A doughnut at the office - newsworthy? |
The other day I had a doughnut in the office, the first I've had since my November experiment with blood sugar (2 D-nuts = blood sugar 212, ugh). My co-workers snapped this photo. However, when my kids visited my office and all laughed at the picture of me eating a doughnut, I realized it was a more significant photo than I had thought. The secret to me not eating doughnuts all day every day wasn't that I have an iron discipline, that failed me for 30+ years. What changed was I learned not to like doughnuts. What enabled that was shifting from a sugar dependant metabolism to a flexible, fat burning and ketone making metabolism, and then noticing over a few years of running on fat, that doughnuts were just another pile of sugar, nothing special, nothing exotic, nothing magic.
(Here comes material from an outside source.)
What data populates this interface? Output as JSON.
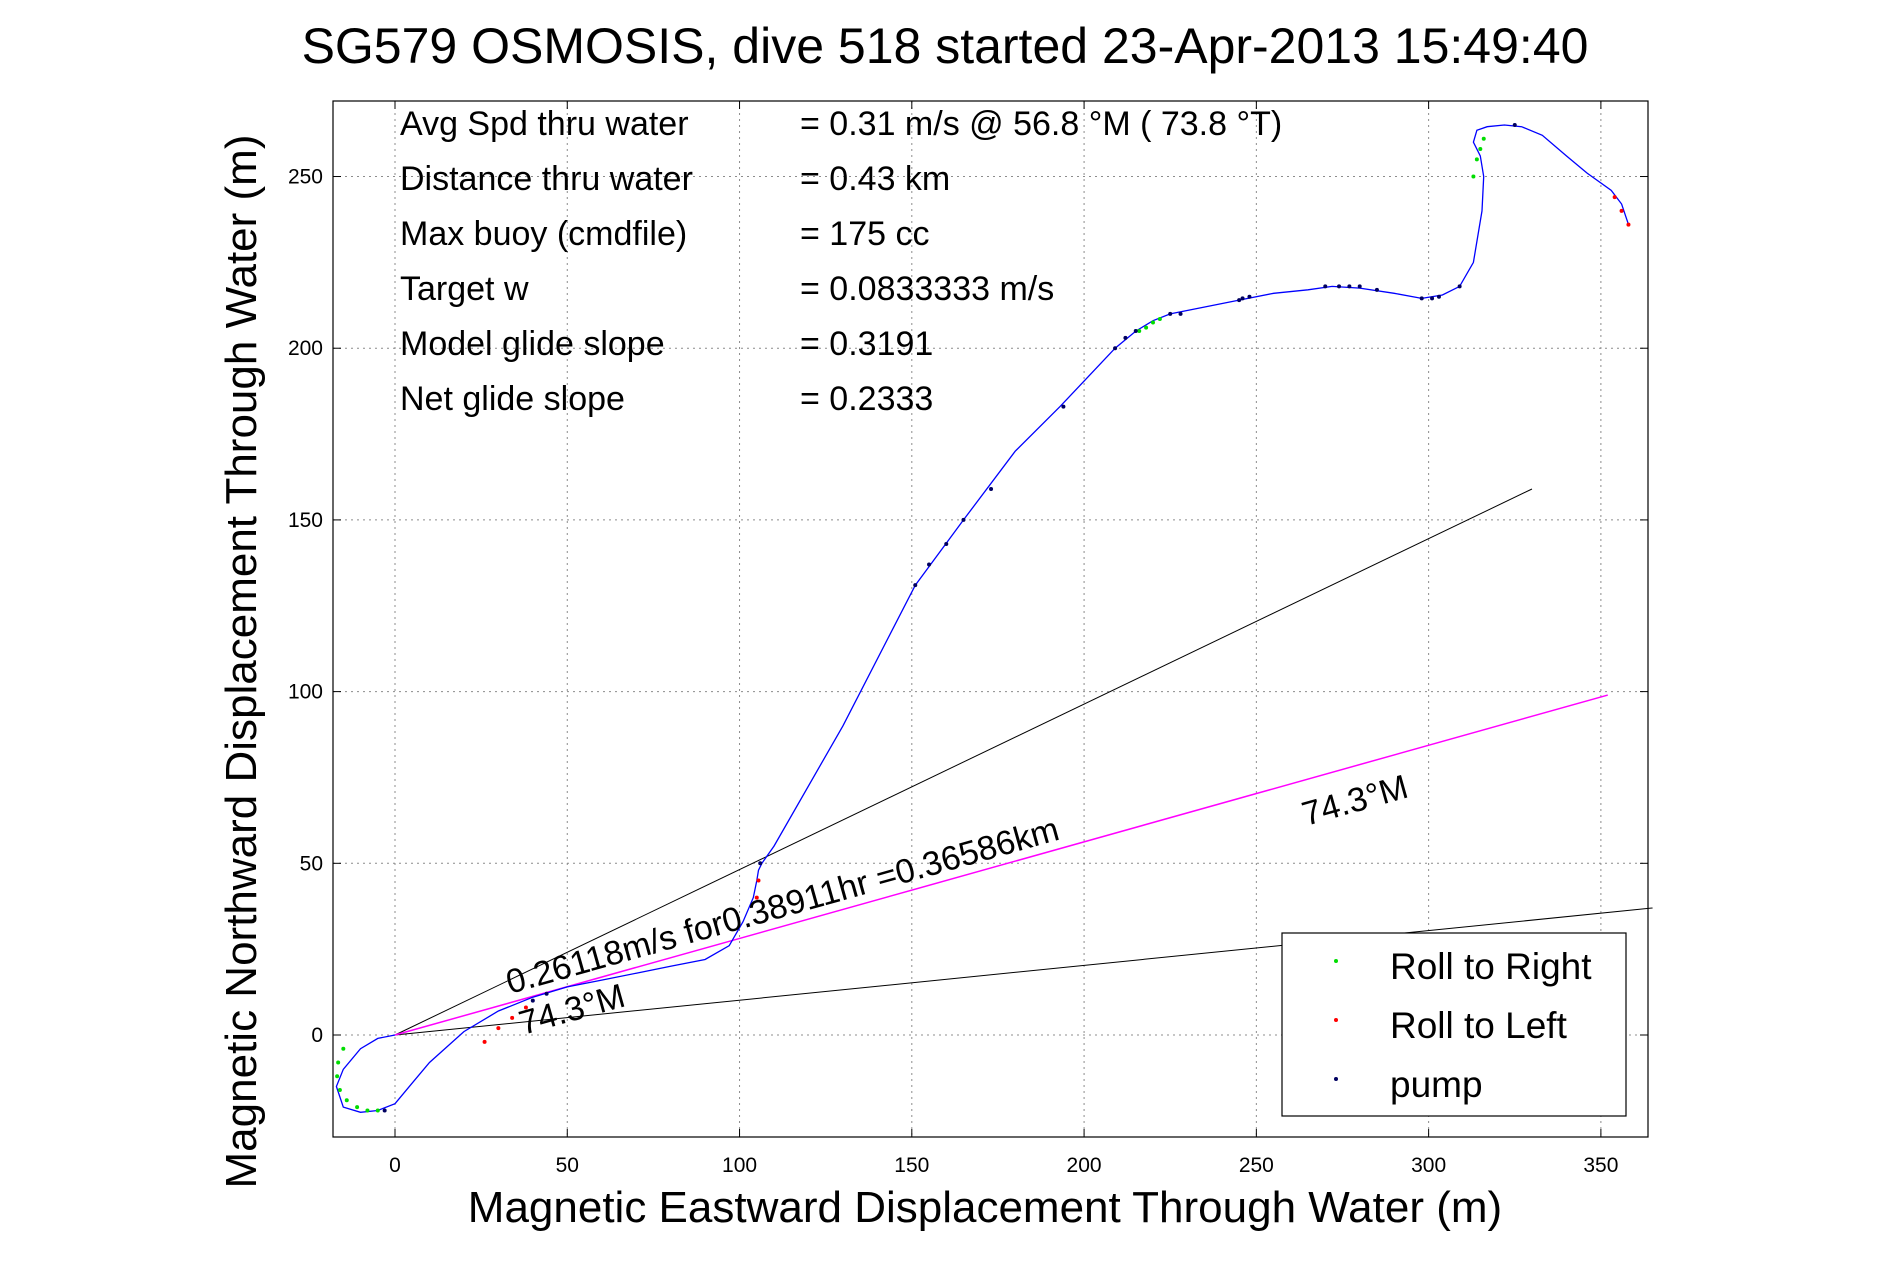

Freud said "Sometimes, a cigar is just a cigar." He was trying to say "It has no sexual connotation when I smoke a stogie." Well, to get control of sugar snacking behavior, you have to get to the point that a doughnut is just a doughnut. When your metabolism is not sugar ingestion dependent, it doesn't make you feel much different when you eat a doughnut, or some other carb laden sugary treat. When, on the other hand, you are dependent on carb ingestion to sustain blood sugar levels and mood, the doughnut is a lot more than just a doughnut. To the unconscious mind, that doughnut was a life line, a way out of the darkness, a light at the end of a dark tunnel. In that context, you'd be hard pressed to oppose the unconscious mind's association to goodness the next time you reach a close point of approach with a doughnut.
Getting to the point of not eating sugar all the time so that I could become a fat burning machine was more a matter of organization and habit than will power. The right organization and the best habits were discovered by years of trial and error. Or as I like to tell the kids, "You have to fail to succeed."